In Khorassani v Pflanz, the court ruled this month that the investment service consisting in the reception and transmission of orders in relation to one or more financial instruments does not include brokering with a view to concluding a contract covering portfolio management services. The court drew its authority from Article 4(1)(2), read in conjunction with point 1 of Section A of Annex I of the directive.

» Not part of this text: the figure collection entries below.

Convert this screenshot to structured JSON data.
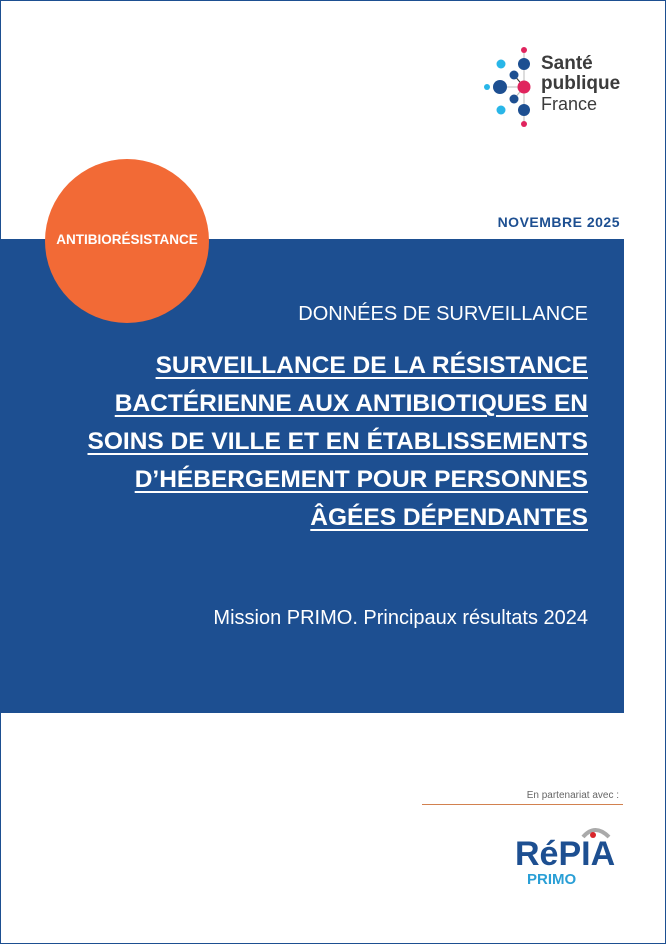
{
  "publisher": {
    "logo_line1": "Santé",
    "logo_line2": "publique",
    "logo_line3": "France"
  },
  "date": "NOVEMBRE 2025",
  "theme_badge": "ANTIBIORÉSISTANCE",
  "kicker": "DONNÉES DE SURVEILLANCE",
  "title_lines": [
    "SURVEILLANCE DE LA RÉSISTANCE",
    "BACTÉRIENNE AUX ANTIBIOTIQUES EN",
    "SOINS DE VILLE ET EN ÉTABLISSEMENTS",
    "D’HÉBERGEMENT POUR PERSONNES",
    "ÂGÉES DÉPENDANTES"
  ],
  "subtitle": "Mission PRIMO. Principaux résultats 2024",
  "partner_label": "En partenariat avec :",
  "partner_logo": {
    "name": "RéPIA",
    "sub": "PRIMO"
  },
  "colors": {
    "brand_blue": "#1d4f91",
    "accent_orange": "#f26a36",
    "logo_pink": "#e0245e",
    "logo_cyan": "#29b6e8"
  }
}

In November 2007 a Ms Pflanz, who is not authorised to provide financial services under Article 32(1) of the German Kreditwesengesetz (Law on the financial sector) or KWG, recommended to a Mr Khorassani an investment called the ‘Grand-Slam’ and advised him to sign a service agreement with GSS AG, and a portfolio management agreement with D. AG as well, both of these companies being established in Liechtenstein. The latter contract provided for the purchase and sale as well as the management of financial instruments constituting a finance portfolio management activity.

Mr Khorassani committed himself to a one-off payment of €20,000 and to monthly instalment payments of €1,000, each with a 5% premium. In December 2007 the applicant paid €27,000 in total, from which the amount of €19,731.60 was deducted as an administration charge to be paid in advance and the amount of €1,285.71 was deducted as a premium. Mr Khorassani subsequently cancelled the agreements and sought repayment of the amounts paid and damages.

The Landgericht Berlin (a regional court in Germany) ruled the action brought against the two undertakings established in Liechtenstein inadmissible on the grounds that it lacked international jurisdiction, and held that the action taken against Ms Pflanz was unfounded.

After he obtained repayment of €6,803.03, Mr Khorassani’s appeal seeking repayment of the remainder of the amounts he had claimed was dismissed by the Kammergericht Berlin (a higher regional court), which considered that Ms Pflanz had not provided financial services within the meaning of points 1 and 1a of the second sentence of Paragraph 1(1a) of the KWG, for which an authorisation must be held pursuant to Paragraph 32(1), as both the investment advice and the investment brokering provided by her did not relate to a transaction involving the purchase and sale of financial instruments but rather an asset management agreement which, whilst serving subsequently as a basis for the purchase and the sale of specific financial instruments, was not itself a financial instrument. That court accordingly found that Mr Khorassani was not entitled to damages under the combined provisions of Article 823(2) of the BGB and Article 32(1) of the KWG. The German Federal Court of Justice upheld this, saying that Ms Pflanz had not infringed Article 32(1) of the KWG.

On the other hand, the question whether, in causing Mr Khorassani to sign an asset management agreement, Ms Pflanz had provided him with investment brokering services within the meaning of point 1 of the second sentence of Paragraph 1(1a) of the KWG led to the European Court having to interpret Article 4(1)(2) of and point 1 of Section A of Annex I to MiFID (also known as Directive 2004/39). Because of its judgment, the reception or transmission of an order that relates to portfolio management activity is not to be classified as an investment service for the purposes of that directive.